[The Constitutional History of England From 1760 to 1860 by Charles Duke Yonge]@TWC D-Link book
The Constitutional History of England From 1760 to 1860

CHAPTER IV
51/65

If such powers were at all times possessed by the crown, its authority would be too great for a free government to co-exist with it; but if such could not be at times conferred on the crown, its authority would be too small for its own safety or that of the people.
The arguments of the ministers were, no doubt, greatly recommended, both to the Parliament and the people in general, by the notoriety of the fact that foreign agents were in many of our large towns busily, and not unsuccessfully, engaged in propagating what were known as Jacobin doctrines.

But, even without that aid, it was clear that every government must, for the common good of all, be at times of extraordinary emergency invested with the power of suspending laws made for ordinary circumstances.
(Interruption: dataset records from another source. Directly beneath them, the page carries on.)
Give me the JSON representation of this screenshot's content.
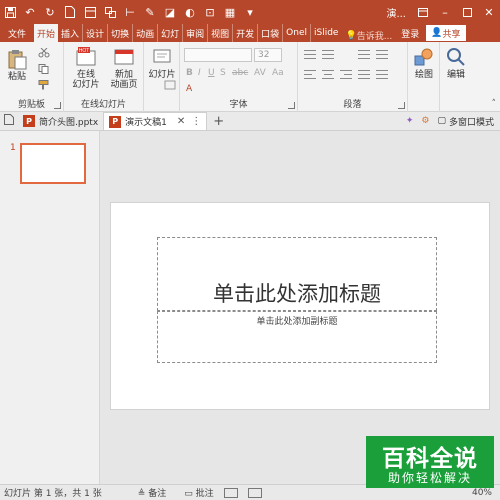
{
  "titlebar": {
    "title": "演...",
    "bg_color": "#b7472a"
  },
  "tabs": [
    {
      "label": "文件",
      "active": false
    },
    {
      "label": "开始",
      "active": true
    },
    {
      "label": "插入",
      "active": false
    },
    {
      "label": "设计",
      "active": false
    },
    {
      "label": "切换",
      "active": false
    },
    {
      "label": "动画",
      "active": false
    },
    {
      "label": "幻灯",
      "active": false
    },
    {
      "label": "审阅",
      "active": false
    },
    {
      "label": "视图",
      "active": false
    },
    {
      "label": "开发",
      "active": false
    },
    {
      "label": "口袋",
      "active": false
    },
    {
      "label": "Onel",
      "active": false
    },
    {
      "label": "iSlide",
      "active": false
    }
  ],
  "tell_me": "告诉我...",
  "login_label": "登录",
  "share_label": "共享",
  "ribbon": {
    "paste_label": "粘贴",
    "clipboard_group": "剪贴板",
    "online_slides_label": "在线\n幻灯片",
    "new_anim_page_label": "新加\n动画页",
    "online_slides_group": "在线幻灯片",
    "new_slide_label": "幻灯片",
    "font_group": "字体",
    "font_size": "32",
    "paragraph_group": "段落",
    "draw_label": "绘图",
    "edit_label": "编辑"
  },
  "doc_tabs": [
    {
      "label": "简介头图.pptx",
      "active": false
    },
    {
      "label": "演示文稿1",
      "active": true
    }
  ],
  "multi_window_label": "多窗口模式",
  "thumbnails": [
    {
      "number": "1"
    }
  ],
  "slide": {
    "title_placeholder": "单击此处添加标题",
    "subtitle_placeholder": "单击此处添加副标题"
  },
  "statusbar": {
    "slide_info": "幻灯片 第 1 张，共 1 张",
    "notes_label": "备注",
    "comments_label": "批注",
    "zoom": "40%"
  },
  "watermark": {
    "main": "百科全说",
    "sub": "助你轻松解决"
  }
}
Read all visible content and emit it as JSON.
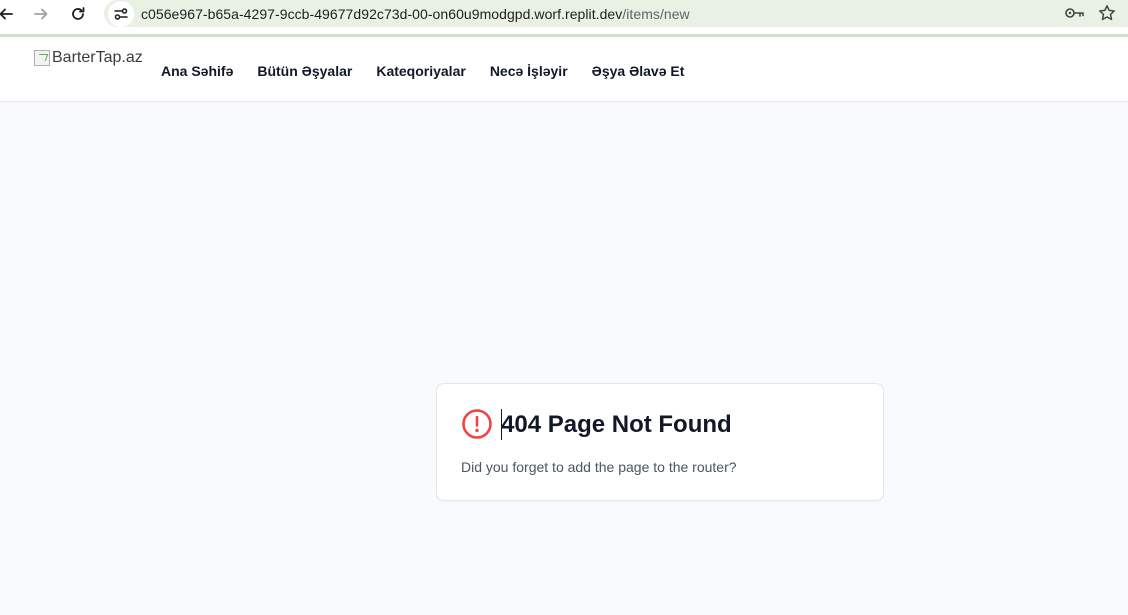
{
  "browser": {
    "url_host": "c056e967-b65a-4297-9ccb-49677d92c73d-00-on60u9modgpd.worf.replit.dev",
    "url_path": "/items/new",
    "icons": [
      "back-arrow-icon",
      "forward-arrow-icon",
      "reload-icon",
      "site-info-icon",
      "key-icon",
      "star-icon"
    ]
  },
  "header": {
    "logo_alt": "BarterTap.az",
    "nav": [
      {
        "label": "Ana Səhifə"
      },
      {
        "label": "Bütün Əşyalar"
      },
      {
        "label": "Kateqoriyalar"
      },
      {
        "label": "Necə İşləyir"
      },
      {
        "label": "Əşya Əlavə Et"
      }
    ]
  },
  "error_card": {
    "title": "404 Page Not Found",
    "description": "Did you forget to add the page to the router?",
    "icon": "alert-circle-icon"
  },
  "colors": {
    "page_background": "#f9fafb",
    "address_bar": "#e8f1e4",
    "alert_red": "#ef4444",
    "text_primary": "#111827",
    "text_secondary": "#4b5563"
  }
}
And what would be an intolerable evil, if the supreme magistrate took upon himself to exercise it, ceases to be one when the right to exercise it is conferred by the nation itself in Parliament.

If the bill did, as was argued, suspend the _Habeas Corpus_ Act, that statute had been enacted by Parliament, and therefore for Parliament, in a case of necessity, to suspend its operation was clearly within the spirit of the constitution.
The bills affecting our own fellow-subjects were still more warmly contested.

One was known as the Traitorous Correspondence Bill, which, according to Lord Campbell, was suggested by Lord Loughborough, who had lately become Lord Chancellor.